Aug 27, 2014, 11:27 AM | Article By: Njie Baldeh

The Drug Control (Amendment) Act, 2014 which amends the Drug Control Act, 2003 has been passed by the National Assembly meeting in Banjul.

The minister of the Interior, Ousman Sonko, in presenting the bill told deputies that it “seeks to amend the Drug Control Act by disaggregating the punishment provided for first-time offenders.”

Thus several amendments were made to the 2003 Act, and new lesser penalties introduced for possession of cannabis by first-time offenders.

Consequently, henceforth a person found possessing cannabis, as a first-time offender, is liable on conviction, where the quantity is between 0.1 gram and 150 grams, to a fine of not less than D50,000 and not exceeding D100,000 or imprisonment for a term of not less than six months, but not exceeding one year or both fine and imprisonment.

If the quantity is between 151 grams to 500 grams, the fine is not less than D100,000 and not more than D150,000 or imprisonment for not less than one year and not more than two years, or both the fine and imprisonment.
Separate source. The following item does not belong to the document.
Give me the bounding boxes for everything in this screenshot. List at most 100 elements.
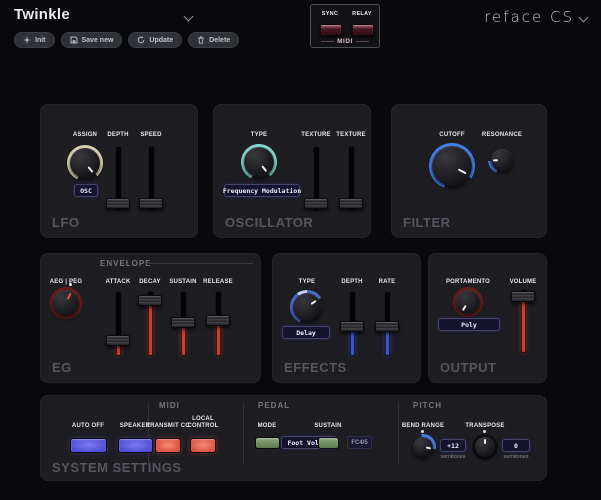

Where 501 grams and above are found to be in possession, the fine is not less than D150,000 anmd not more than D250,000 or imprisonment for no less than two years and not exceeding three years or to both the fine and imprisonment. 
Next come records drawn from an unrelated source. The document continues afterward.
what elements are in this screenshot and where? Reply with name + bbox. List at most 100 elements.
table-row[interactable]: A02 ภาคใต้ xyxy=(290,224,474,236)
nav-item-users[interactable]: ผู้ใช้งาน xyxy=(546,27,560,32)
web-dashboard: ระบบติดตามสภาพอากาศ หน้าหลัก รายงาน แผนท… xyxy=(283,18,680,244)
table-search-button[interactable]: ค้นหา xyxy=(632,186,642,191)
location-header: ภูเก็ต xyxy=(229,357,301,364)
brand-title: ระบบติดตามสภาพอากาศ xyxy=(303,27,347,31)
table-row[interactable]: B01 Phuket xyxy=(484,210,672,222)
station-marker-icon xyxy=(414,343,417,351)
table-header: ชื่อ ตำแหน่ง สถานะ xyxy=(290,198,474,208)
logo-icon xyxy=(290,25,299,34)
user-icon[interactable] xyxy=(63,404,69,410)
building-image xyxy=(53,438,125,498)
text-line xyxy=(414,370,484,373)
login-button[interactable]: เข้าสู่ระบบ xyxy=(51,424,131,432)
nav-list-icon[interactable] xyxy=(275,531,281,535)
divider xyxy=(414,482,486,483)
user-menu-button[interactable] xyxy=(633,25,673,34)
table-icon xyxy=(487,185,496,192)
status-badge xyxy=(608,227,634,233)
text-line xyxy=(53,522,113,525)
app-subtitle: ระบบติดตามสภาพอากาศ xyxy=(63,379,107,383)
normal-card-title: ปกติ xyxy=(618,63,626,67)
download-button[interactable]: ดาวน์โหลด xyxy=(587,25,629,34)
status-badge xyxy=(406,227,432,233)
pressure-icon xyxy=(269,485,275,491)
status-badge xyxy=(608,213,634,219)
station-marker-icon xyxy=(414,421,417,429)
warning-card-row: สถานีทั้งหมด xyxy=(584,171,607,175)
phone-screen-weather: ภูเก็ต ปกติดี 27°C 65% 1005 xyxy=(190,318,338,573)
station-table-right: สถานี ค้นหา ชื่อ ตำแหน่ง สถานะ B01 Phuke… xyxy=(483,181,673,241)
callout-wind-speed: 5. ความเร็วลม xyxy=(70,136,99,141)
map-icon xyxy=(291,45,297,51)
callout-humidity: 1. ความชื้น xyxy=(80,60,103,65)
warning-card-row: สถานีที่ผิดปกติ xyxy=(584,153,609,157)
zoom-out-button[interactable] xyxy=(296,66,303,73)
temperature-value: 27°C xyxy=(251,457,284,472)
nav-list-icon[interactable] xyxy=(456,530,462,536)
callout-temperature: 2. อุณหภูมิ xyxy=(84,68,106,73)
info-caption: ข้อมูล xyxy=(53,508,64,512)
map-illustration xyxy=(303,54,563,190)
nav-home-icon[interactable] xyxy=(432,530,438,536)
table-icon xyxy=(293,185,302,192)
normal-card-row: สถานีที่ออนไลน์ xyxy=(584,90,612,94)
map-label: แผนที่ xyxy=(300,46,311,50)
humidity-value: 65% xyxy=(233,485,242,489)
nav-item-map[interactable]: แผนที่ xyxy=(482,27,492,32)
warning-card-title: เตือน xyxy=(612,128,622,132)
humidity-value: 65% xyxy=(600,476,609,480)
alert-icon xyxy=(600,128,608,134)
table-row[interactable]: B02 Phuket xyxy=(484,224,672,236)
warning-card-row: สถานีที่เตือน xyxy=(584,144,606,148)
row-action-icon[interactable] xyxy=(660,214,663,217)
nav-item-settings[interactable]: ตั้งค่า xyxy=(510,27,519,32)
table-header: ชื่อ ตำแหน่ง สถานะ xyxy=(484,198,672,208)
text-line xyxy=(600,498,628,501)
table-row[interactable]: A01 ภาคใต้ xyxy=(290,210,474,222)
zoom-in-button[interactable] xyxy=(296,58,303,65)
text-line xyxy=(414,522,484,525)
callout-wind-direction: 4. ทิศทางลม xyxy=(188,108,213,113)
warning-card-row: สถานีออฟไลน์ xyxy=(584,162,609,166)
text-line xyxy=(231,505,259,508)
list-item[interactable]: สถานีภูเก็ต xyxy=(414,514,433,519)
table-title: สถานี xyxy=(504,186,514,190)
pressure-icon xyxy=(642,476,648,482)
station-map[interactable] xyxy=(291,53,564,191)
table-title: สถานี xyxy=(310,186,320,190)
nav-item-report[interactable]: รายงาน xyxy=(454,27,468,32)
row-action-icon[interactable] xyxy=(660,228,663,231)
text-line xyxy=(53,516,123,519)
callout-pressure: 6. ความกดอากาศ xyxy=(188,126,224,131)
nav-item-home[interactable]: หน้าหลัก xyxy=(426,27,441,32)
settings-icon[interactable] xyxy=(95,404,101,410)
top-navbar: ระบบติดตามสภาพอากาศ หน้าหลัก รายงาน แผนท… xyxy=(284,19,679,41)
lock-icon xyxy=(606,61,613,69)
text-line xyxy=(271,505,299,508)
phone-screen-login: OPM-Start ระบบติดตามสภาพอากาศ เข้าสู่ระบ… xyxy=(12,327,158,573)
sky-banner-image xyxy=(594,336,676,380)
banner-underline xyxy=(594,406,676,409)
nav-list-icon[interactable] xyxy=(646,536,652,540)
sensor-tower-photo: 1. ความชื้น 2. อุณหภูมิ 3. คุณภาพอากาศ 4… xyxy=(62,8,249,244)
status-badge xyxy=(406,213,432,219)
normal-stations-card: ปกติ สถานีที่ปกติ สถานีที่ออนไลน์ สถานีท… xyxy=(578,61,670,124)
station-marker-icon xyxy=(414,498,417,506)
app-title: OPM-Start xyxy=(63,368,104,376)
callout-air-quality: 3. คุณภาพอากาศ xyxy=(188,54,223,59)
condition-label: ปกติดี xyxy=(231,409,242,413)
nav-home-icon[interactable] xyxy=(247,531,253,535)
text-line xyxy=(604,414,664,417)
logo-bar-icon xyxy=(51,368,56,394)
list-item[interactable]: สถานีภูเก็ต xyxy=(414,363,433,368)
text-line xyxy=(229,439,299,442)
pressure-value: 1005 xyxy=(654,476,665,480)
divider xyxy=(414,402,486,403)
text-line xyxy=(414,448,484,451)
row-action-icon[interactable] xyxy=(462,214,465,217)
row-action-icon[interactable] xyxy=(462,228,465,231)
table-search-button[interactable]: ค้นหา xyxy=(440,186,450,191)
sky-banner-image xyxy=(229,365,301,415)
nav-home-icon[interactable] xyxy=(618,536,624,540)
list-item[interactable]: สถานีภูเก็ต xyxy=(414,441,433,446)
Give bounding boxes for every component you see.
Minister Sonko in explaining the changes to the law told the National Assembly that the arrest and conviction of young people is a matter of grave concern to the authorities, and that between 2010 and 2013 as many as 1538 persons were arrested.

He said there is a need to amend the Act to reduce the penalties for certain drugs offences, such as possession of cannabis, for first-time offenders.

The police minister said fines imposed on Gambian youths may be too onerous, and it is necessary to revisit the Act, to avoid jailing many more young people.

He said lighter sentencing for drugs offences would also help decongest the country’s prisons, and reduce public spending in this area.

The amended law also provided for changing the name of the National Drug Enforcement Agency, NDEA, to the Drug Law Enforcement Agency-The Gambia, DLEAG.

The presenter said the new name shows it is a “law enforcement” institution, adding that the new nomenclature is consistent with what such agencies are called in the sub region.